One important thing they did was to try to reduce the number of uninsured drivers by having the state offer low-cost plans -- the most basic of which costs 'a dollar a day' -- under their assigned risk program. This has kept costs down for drivers that the insurance companies might be wary of covering. Eligibility for these low-cost programs is the same as for Medicaid.

In addition, the state is cracking down on fraud to cut costs for insurers. Here in Massachusetts, we've started to do this and some places, notably Lawrence, have had a lot of success in exposing insurance fraud. The New Jersey laws force fraudsters into the more expensive high-risk pool when exposed, revokes medical licenses for providers who commit fraud, and offers rewards of up to $25,000 for reporting fraud.

The New Jersey law also provides for some consumer protections. Under the law, insurance agents are apparently required to give drivers at least three coverage scenarios with different prices, with the intent of increasing the choices available to consumers. Carriers are also required to notify policyholders when they ask for a rate increase, and they are not allowed to cancel coverage for a customer whose bill is mailed on time but received by the company a few days late.

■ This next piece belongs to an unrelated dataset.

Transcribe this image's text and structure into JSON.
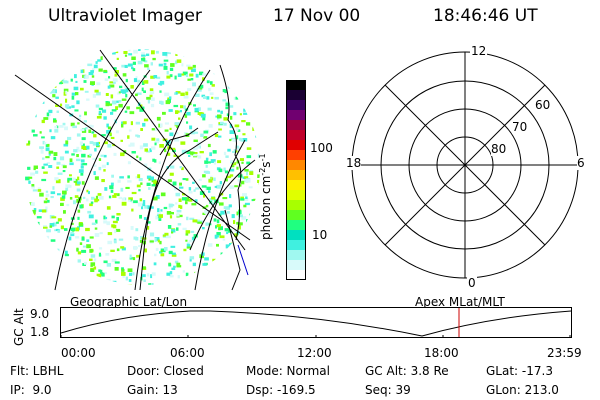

Here in Massachusetts, I had originally dismissed the group pushing for auto insurance reform in Massachusetts because they were fronted not by consumer advocates, but by large insurance companies looking to get into the Massachusetts market. I also did not appreciate their misleading ads, which seemed to imply that bad drivers are paying less than good drivers in Massachusetts (this is not the case). Then, of course, came the group opposing these reforms, which was headed up by the state's current insurers -- most notably Commerce Insurance -- who obviously do not relish the thought of large insurance companies coming into the commonwealth and forcing more competition. Interestingly enough, this group's "Auto Insurance Truth" website still has the message "Don't make the same mistake that New Jersey did" in its header. Of course, they don't tell you that this mistake saved New Jersey drivers more than 500 million dollars.

I will admit that we still don't know what the long-term effects of New Jersey's insurance reform will be. It's not impossible that their prices will rise as sharply as they've declined at some point. Still, the early returns look very promising, and perhaps we can take advantage of their experience and start taking measures that will save drivers some money here in Massachusetts.